Sunday, March 1, 2009

The Housebreaker of Shady Hill - John Cheever
How good was Cheever? Very good as a prose stylist. The problem is that too many stories are infused with yearning. Yearning for beauty, sexual love, youth. The yearning is elusive; it cannot be satisfied. This theme, when repeated, becomes tiresome. In the worst story of the lot, “O Youth and Beauty,” a wife shoots her drunken husband as he sets out to run the hurdles in their living room (he had once been a star athlete). Unfortunately, I wanted a lot of the people in this collection to be put out of their misery. The best story is the shortest and simplest. In “The Worm in the Apple” the residents of Shady Hill closely observe a happy family; they’re waiting (and hoping) to find the worm at the center of their life. It never appears.

Exile and the Kingdom - Albert Camus (French)
Camus was a philosopher who wrote fiction – and did it very well in The Plague and The Fall. But in most of these stories the philosophical aspect takes precedence. The characters and plot (which is what I value in a work of fiction) are of secondary importance to an overriding Idea – one which often remained obscure to me. I was left feeling detached and unsatisfied.

The Psychiatrist and Other Stories - Machado de Assis (Portugese)
Many of these unique stories dwell exclusively in the mind and emotions; some are about people with obsessions. The long title story is an exploration of sanity. Who is sane, who is insane? By framing those questions from an intriguing perspective Machado succeeds in undermining our standard assumptions. The prose (which was translated by different people) is lovely; I felt as if I were being carried along on a strong river current in the night. But because Machado attempted to capture something so elusive, the experience provided by these stories is limited and fragmentary. I can’t categorize this collection – but Machado always defied categorization.

The River - Rumer Godden
Initially I found this book pleasant enough, but I started to get annoyed. Irritated with little Harriet’s contemplating the Big Issues of Life (she’s a budding writer of great talent). Captain John, with his tragic war injuries and his melancholy presence, struck me as right out of a movie (a young Ronald Colman would be good in the role). Then there was the business about Harriet’s brother and the cobra. How could a reader possibly not know, many chapters before it happened, that the boy would be killed by the snake? Not only were Godden’s situations staged in too obvious a way, but her characters were stagy too.
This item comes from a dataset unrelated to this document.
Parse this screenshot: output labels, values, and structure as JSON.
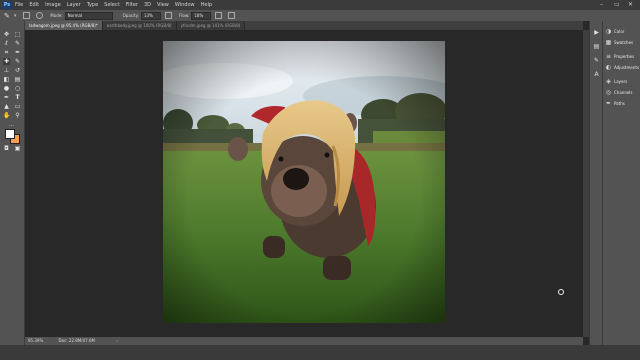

Jane and Prudence - Barbara Pym
Good Pym. She has the ability to involve the reader with her ordinary characters (actually, all people are odd, if one looks at them closely, which this author does). Of the two women, Pym didn’t quite get Prudence; I never believed in her affairs (which weren’t fully explored – how far did she go?). Jane was much more solidly grounded. All the men were vain, selfish and fatuous, and this was unfortunate (come on, Barbara, you can be more fair-minded than that!). Still, no meanness was intended. One of Pym’s strengths was that she knew the sadness and loneliness of life, and how we must cope; she coped by absorbing herself in the harmless occupation of writing quiet, humorous, perceptive novels.